A TLE9250LE shows a different design: The focus is on a compact high-speed CAN interface, which can also be specified for CAN FD data phases. Such components are used when bus communication is the priority and an extensive wake/inhibit system is not needed in the transceiver.
The MCP2562 is an alternative example of a transceiver with separate VIO logic supply and standby function. It suits systems where the microcontroller operates with lower I/O voltage, while the CAN bus driver is supplied from 5V. The operational control is simpler than a system-base transceiver with VBAT, INH and multiple wake sources.
Limits are imposed by bus length, bit rate, topology, termination, interference, ground offset, and permissible common-mode ranges. A CAN transceiver does not provide galvanic isolation. If significant potential differences can occur between nodes, a digital isolator or an isolated CAN transceiver is also required. Protocol capability is also not generated in the transceiver. Filters, identifier processing, error counters, and frame handling remain the responsibility of the CAN controller.
Layout and Routing Guidelines for CAN Transceivers
The CAN transceiver should be placed close to the bus connector. This keeps CANH and CANL short on the PCB. Protection components such as TVS diodes are usually located close to the connector so that ESD and transient currents are not routed through the entire PCB.
CANH and CANL are routed as a differential pair. The traces should be of similar length and maintain a consistent spacing. Stubs should be kept short, especially at higher bit rates or for CAN FD data phases. The PCB impedance must match the bus environment; the cable bus itself is typically considered to have approximately 120 Ω differential impedance.
Termination belongs on both ends of the bus. In split termination, two resistors with a center tap are used. This center tap can be bypassed to ground via a capacitor. If a SPLIT pin is present, it can supply this point with a defined DC level.
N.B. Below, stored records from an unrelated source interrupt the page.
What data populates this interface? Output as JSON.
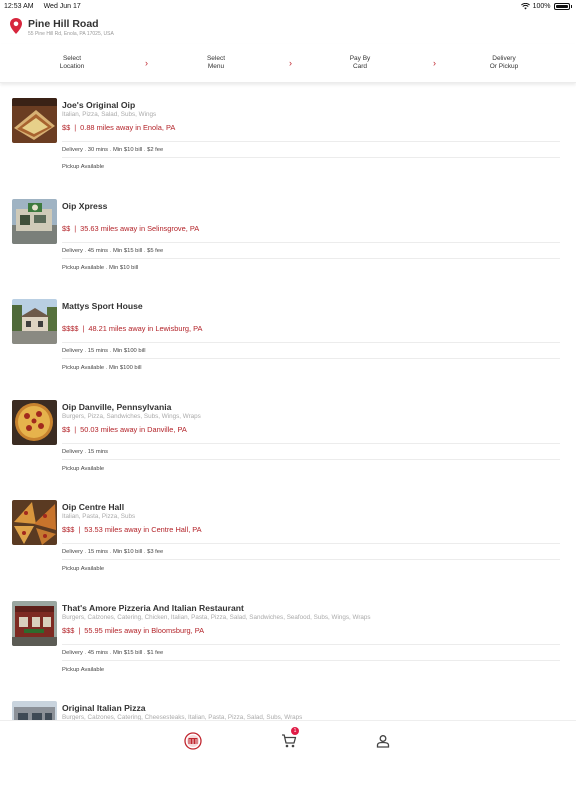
{
  "status": {
    "time": "12:53 AM",
    "date": "Wed Jun 17",
    "battery": "100%"
  },
  "header": {
    "title": "Pine Hill Road",
    "subtitle": "55 Pine Hill Rd, Enola, PA 17025, USA"
  },
  "steps": [
    {
      "label": "Select\nLocation"
    },
    {
      "label": "Select\nMenu"
    },
    {
      "label": "Pay By\nCard"
    },
    {
      "label": "Delivery\nOr Pickup"
    }
  ],
  "chevron": "›",
  "restaurants": [
    {
      "name": "Joe's Original Oip",
      "cuisine": "Italian, Pizza, Salad, Subs, Wings",
      "price": "$$",
      "separator": "|",
      "distance": "0.88 miles away in Enola, PA",
      "delivery": [
        "Delivery",
        "30 mins",
        "Min $10 bill",
        "$2 fee"
      ],
      "pickup": [
        "Pickup Available"
      ]
    },
    {
      "name": "Oip Xpress",
      "cuisine": "",
      "price": "$$",
      "separator": "|",
      "distance": "35.63 miles away in Selinsgrove, PA",
      "delivery": [
        "Delivery",
        "45 mins",
        "Min $15 bill",
        "$5 fee"
      ],
      "pickup": [
        "Pickup Available",
        "Min $10 bill"
      ]
    },
    {
      "name": "Mattys Sport House",
      "cuisine": "",
      "price": "$$$$",
      "separator": "|",
      "distance": "48.21 miles away in Lewisburg, PA",
      "delivery": [
        "Delivery",
        "15 mins",
        "Min $100 bill"
      ],
      "pickup": [
        "Pickup Available",
        "Min $100 bill"
      ]
    },
    {
      "name": "Oip Danville, Pennsylvania",
      "cuisine": "Burgers, Pizza, Sandwiches, Subs, Wings, Wraps",
      "price": "$$",
      "separator": "|",
      "distance": "50.03 miles away in Danville, PA",
      "delivery": [
        "Delivery",
        "15 mins"
      ],
      "pickup": [
        "Pickup Available"
      ]
    },
    {
      "name": "Oip Centre Hall",
      "cuisine": "Italian, Pasta, Pizza, Subs",
      "price": "$$$",
      "separator": "|",
      "distance": "53.53 miles away in Centre Hall, PA",
      "delivery": [
        "Delivery",
        "15 mins",
        "Min $10 bill",
        "$3 fee"
      ],
      "pickup": [
        "Pickup Available"
      ]
    },
    {
      "name": "That's Amore Pizzeria And Italian Restaurant",
      "cuisine": "Burgers, Calzones, Catering, Chicken, Italian, Pasta, Pizza, Salad, Sandwiches, Seafood, Subs, Wings, Wraps",
      "price": "$$$",
      "separator": "|",
      "distance": "55.95 miles away in Bloomsburg, PA",
      "delivery": [
        "Delivery",
        "45 mins",
        "Min $15 bill",
        "$1 fee"
      ],
      "pickup": [
        "Pickup Available"
      ]
    },
    {
      "name": "Original Italian Pizza",
      "cuisine": "Burgers, Calzones, Catering, Cheesesteaks, Italian, Pasta, Pizza, Salad, Subs, Wraps",
      "price": "",
      "separator": "",
      "distance": "",
      "delivery": [],
      "pickup": []
    }
  ],
  "tabbar": {
    "cart_count": "1",
    "icons": [
      "restaurant-logo-icon",
      "cart-icon",
      "profile-icon"
    ]
  },
  "colors": {
    "accent": "#b32329",
    "pin": "#d7263d",
    "badge": "#e01b46"
  }
}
The benefit depends on the EMC concept.

The mass feed should consider the return path of the supply and the protection path of the bus circuitry. The transceiver requires a low-impedance ground connection. ESD currents from the connector should be routed via a short path to the designated protective or chassis ground without passing through sensitive logic areas.
The TXD, RXD, and mode lines are routed short and without unnecessary coupling to switching power signals. Upon microcontroller reset, the TXD and mode pins must have defined levels. An unintentional dominant TXD state can block the bus until the transceiver's timeout function intervenes. Pull-ups or pull-downs should be designed according to the datasheet and system startup behavior.
The supply pins receive local decoupling capacitors. VCC, VIO, and optionally VBAT should be considered separately because they supply different functions within the IC. For packages with an exposed pad, the thermal and electrical connection must be made according to the manufacturer's specifications. The bus driver can generate power dissipation at high bus loads and elevated ambient temperatures, even if the average current during normal operation is usually low.